O PSB reconhece o imóvel como sede oficial, mantém diretório ativo no endereço, mas se recusa a assumir a dívida que ajudou a gerar. Não se trata de um erro pontual, mas de uma cultura política que naturaliza a inadimplência e transfere custos a terceiros, inclusive aos mais frágeis, justamente aqueles que o discurso do PSB diz proteger.
As paspalhadas de Márcio França desde 2018 contribuíram para suas quatro derrotas eleitorais em São Paulo
Esse comportamento não é exceção. Ele se repete de forma quase sistemática nas campanhas eleitorais conduzidas ou influenciadas pelo socialista oportunista Márcio França desde 2018. Denúncias de calotes eleitorais se acumulam em diferentes pleitos, envolvendo agências de marketing, produtoras de vídeo e prestadores de serviço.
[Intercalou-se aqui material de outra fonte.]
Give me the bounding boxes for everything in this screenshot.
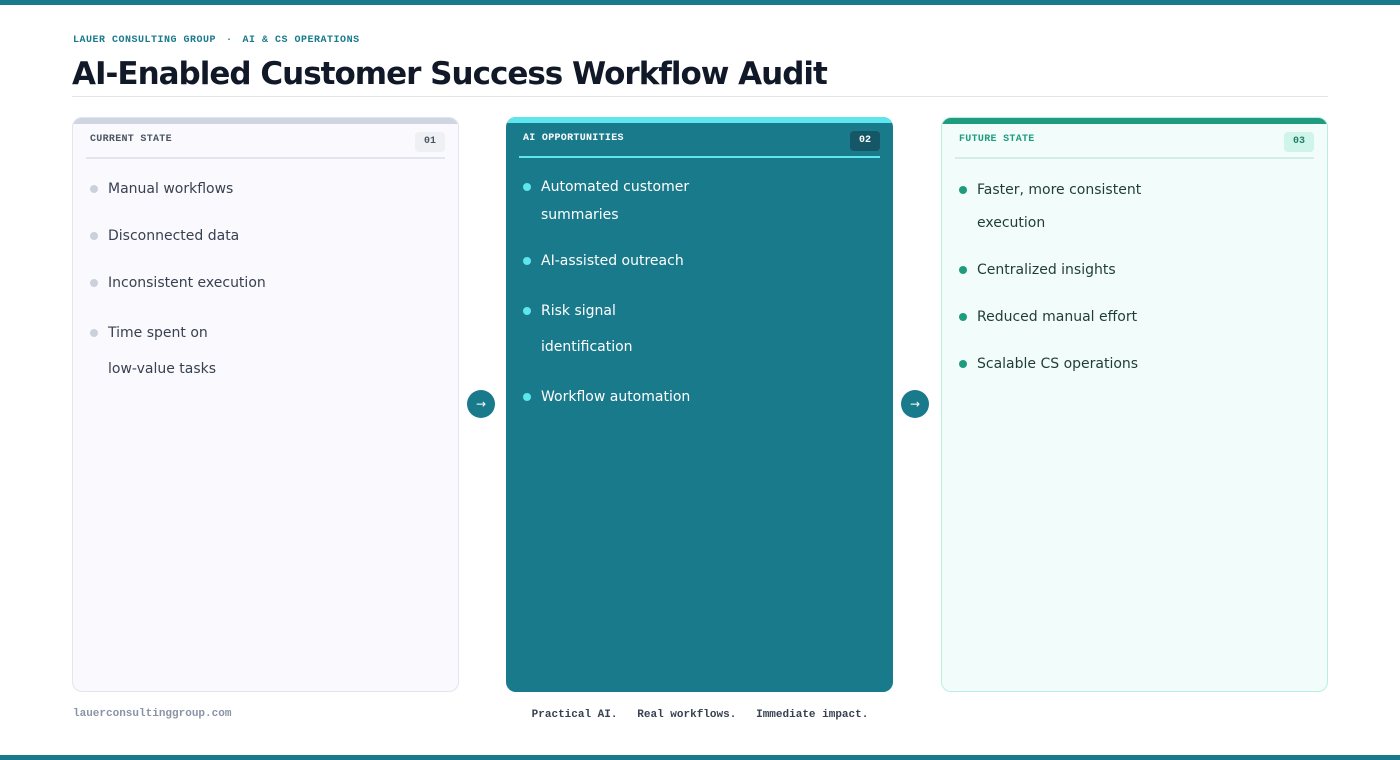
card-top-stripe xyxy=(942,118,1327,124)
card-divider xyxy=(86,157,445,159)
card-list: Manual workflows Disconnected data Incon… xyxy=(90,174,438,404)
list-item: Automated customer summaries xyxy=(523,173,711,229)
list-item-text: Automated customer summaries xyxy=(541,179,690,223)
current-state-card: CURRENT STATE 01 Manual workflows Discon… xyxy=(72,117,459,692)
arrow-right-icon: → xyxy=(901,390,929,418)
bullet-dot-icon xyxy=(959,186,967,194)
card-number-badge: 02 xyxy=(850,131,880,151)
list-item: Time spent on low-value tasks xyxy=(90,315,238,387)
list-item: Reduced manual effort xyxy=(959,301,1307,334)
title-divider xyxy=(72,96,1328,97)
list-item-text: Disconnected data xyxy=(108,228,240,244)
list-item-text: AI-assisted outreach xyxy=(541,253,684,269)
list-item-text: Risk signal identification xyxy=(541,303,633,355)
footer-tagline: Practical AI. Real workflows. Immediate … xyxy=(531,709,869,721)
list-item: Workflow automation xyxy=(523,382,873,412)
bullet-dot-icon xyxy=(90,279,98,287)
bullet-dot-icon xyxy=(523,183,531,191)
list-item: Manual workflows xyxy=(90,174,438,204)
top-accent-bar xyxy=(0,0,1400,5)
list-item-text: Time spent on low-value tasks xyxy=(108,325,217,377)
card-divider xyxy=(955,157,1314,159)
card-heading: CURRENT STATE xyxy=(90,134,172,145)
list-item-text: Workflow automation xyxy=(541,389,691,405)
list-item: Centralized insights xyxy=(959,254,1307,287)
card-top-stripe xyxy=(506,117,893,123)
bullet-dot-icon xyxy=(523,307,531,315)
future-state-card: FUTURE STATE 03 Faster, more consistent … xyxy=(941,117,1328,692)
bottom-accent-bar xyxy=(0,755,1400,760)
bullet-dot-icon xyxy=(90,232,98,240)
bullet-dot-icon xyxy=(523,257,531,265)
list-item-text: Reduced manual effort xyxy=(977,309,1138,325)
bullet-dot-icon xyxy=(523,393,531,401)
card-list: Faster, more consistent execution Centra… xyxy=(959,174,1307,395)
bullet-dot-icon xyxy=(90,185,98,193)
card-divider xyxy=(519,156,880,158)
section-label: AI & CS OPERATIONS xyxy=(242,35,360,46)
list-item-text: Scalable CS operations xyxy=(977,356,1139,372)
arrow-right-icon: → xyxy=(467,390,495,418)
list-item: Risk signal identification xyxy=(523,293,651,365)
page-title: AI-Enabled Customer Success Workflow Aud… xyxy=(72,56,828,92)
card-heading: FUTURE STATE xyxy=(959,134,1035,145)
list-item-text: Inconsistent execution xyxy=(108,275,266,291)
ai-opportunities-card: AI OPPORTUNITIES 02 Automated customer s… xyxy=(506,117,893,692)
list-item: Faster, more consistent execution xyxy=(959,174,1157,240)
card-number-badge: 01 xyxy=(415,132,445,152)
list-item: AI-assisted outreach xyxy=(523,246,873,276)
bullet-dot-icon xyxy=(90,329,98,337)
card-list: Automated customer summaries AI-assisted… xyxy=(523,173,873,429)
bullet-dot-icon xyxy=(959,360,967,368)
eyebrow: LAUER CONSULTING GROUP · AI & CS OPERATION… xyxy=(73,35,360,46)
brand-label: LAUER CONSULTING GROUP xyxy=(73,35,217,46)
list-item: Inconsistent execution xyxy=(90,268,438,298)
card-number-badge: 03 xyxy=(1284,132,1314,152)
bullet-dot-icon xyxy=(959,266,967,274)
list-item: Disconnected data xyxy=(90,221,438,251)
bullet-dot-icon xyxy=(959,313,967,321)
list-item-text: Manual workflows xyxy=(108,181,234,197)
eyebrow-separator: · xyxy=(226,35,233,46)
card-top-stripe xyxy=(73,118,458,124)
card-heading: AI OPPORTUNITIES xyxy=(523,133,624,144)
list-item: Scalable CS operations xyxy=(959,348,1307,381)
list-item-text: Centralized insights xyxy=(977,262,1116,278)
list-item-text: Faster, more consistent execution xyxy=(977,182,1142,231)
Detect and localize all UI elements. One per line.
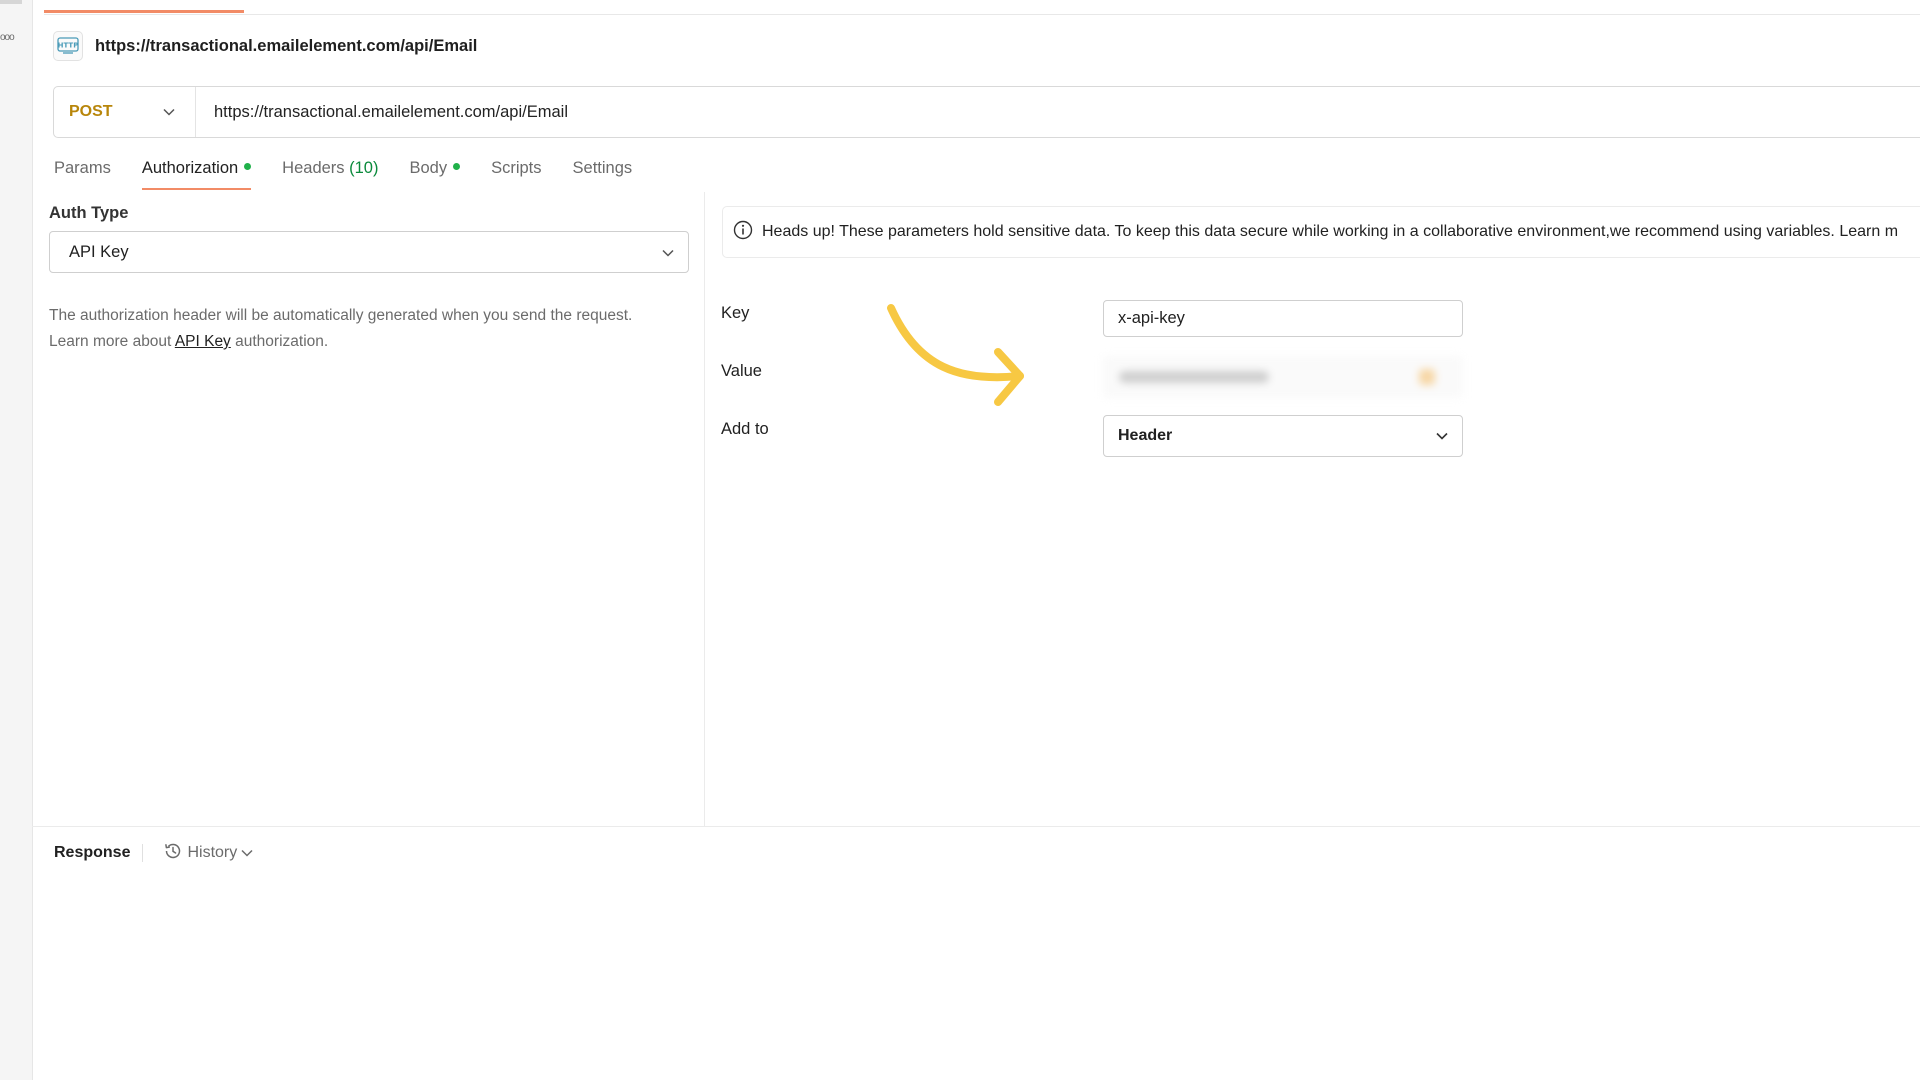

Há registros de dívidas reconhecidas judicialmente, valores expressivos não pagos e justificativas recorrentes ancoradas na suposta falta de repasses do fundo partidário do PSB – um argumento que parece surgir sempre depois que o serviço já foi prestado.

O episódio da campanha de Tabata Amaral em 2024, marcado pela saída de profissionais em razão de atrasos nos pagamentos, soma-se a casos anteriores amplamente noticiados, reforçando a percepção de desorganização financeira e descompromisso contratual do PSB paulista.
Nem mesmo a esfera pessoal escapa desse histórico. Processos judiciais envolvendo reformas de alto padrão, realizadas em imóvel de luxo na Baixada Santista e não quitadas, ampliam o contraste entre o discurso público e a prática privada de Márcio França. A imagem que se consolida é a de um dirigente político incapaz — ou simplesmente indisposto — a honrar compromissos, seja com fornecedores, aliados ou cidadãos comuns.
Esse padrão ajuda a explicar não apenas as sucessivas derrotas eleitorais consecutivas de França em São Paulo, mas também o desgaste progressivo do PSB junto à opinião pública e aos próprios parceiros políticos. O discurso já não convence, e a prática está cobrando o seu preço.
O reflexo dessa trajetória problemática chegou a Brasília. O rebaixamento de Márcio França no governo Lula, com a perda do Ministério de Portos e Aeroportos e sua transferência para uma pasta de menor relevância política e estrutural, tornou-se símbolo do enfraquecimento do PSB no plano nacional.
O abandono político ficou ainda mais evidente no episódio envolvendo Anderson Pomini, sócio e advogado pessoal de Márcio França. Indicado por ele para presidir o Porto de Santos, Pomini não hesitou em buscar novo padrinho quando França perdeu prestígio no governo Lula. Aproximou-se rapidamente de Marcos Pereira, presidente do Republicanos e homem de confiança do bispo Edir Macedo, da Igreja Universal. A troca explícita de alianças escancarou o esvaziamento de poder de França e do PSB. Quando o comando enfraqueceu, até os mais próximos, como Pomini, trataram de pular do barco – antes que ele afundasse de vez.
O Partido Socialista Brasileiro, PSB, perdeu espaço, ministérios e poder de barganha. Com uma bancada reduzida e conflitos internos permanentes, sua capacidade de reação mínima. O declínio de Márcio França passou a representar, de forma emblemática, o declínio do próprio partido.
Do drama silencioso de uma família de idosos em Diadema ao esvaziamento político do PSB no governo federal, há um fio condutor claro: irresponsabilidade, má gestão e desprezo pelas consequências sociais de seus atos. O caso local escancara um problema estrutural. Quando um partido que se diz socialista passa a ser associado a calotes, omissões e cinismo institucional, o prejuízo não é apenas financeiro ou eleitoral — é ético, político e profundamente corrosivo para sua credibilidade.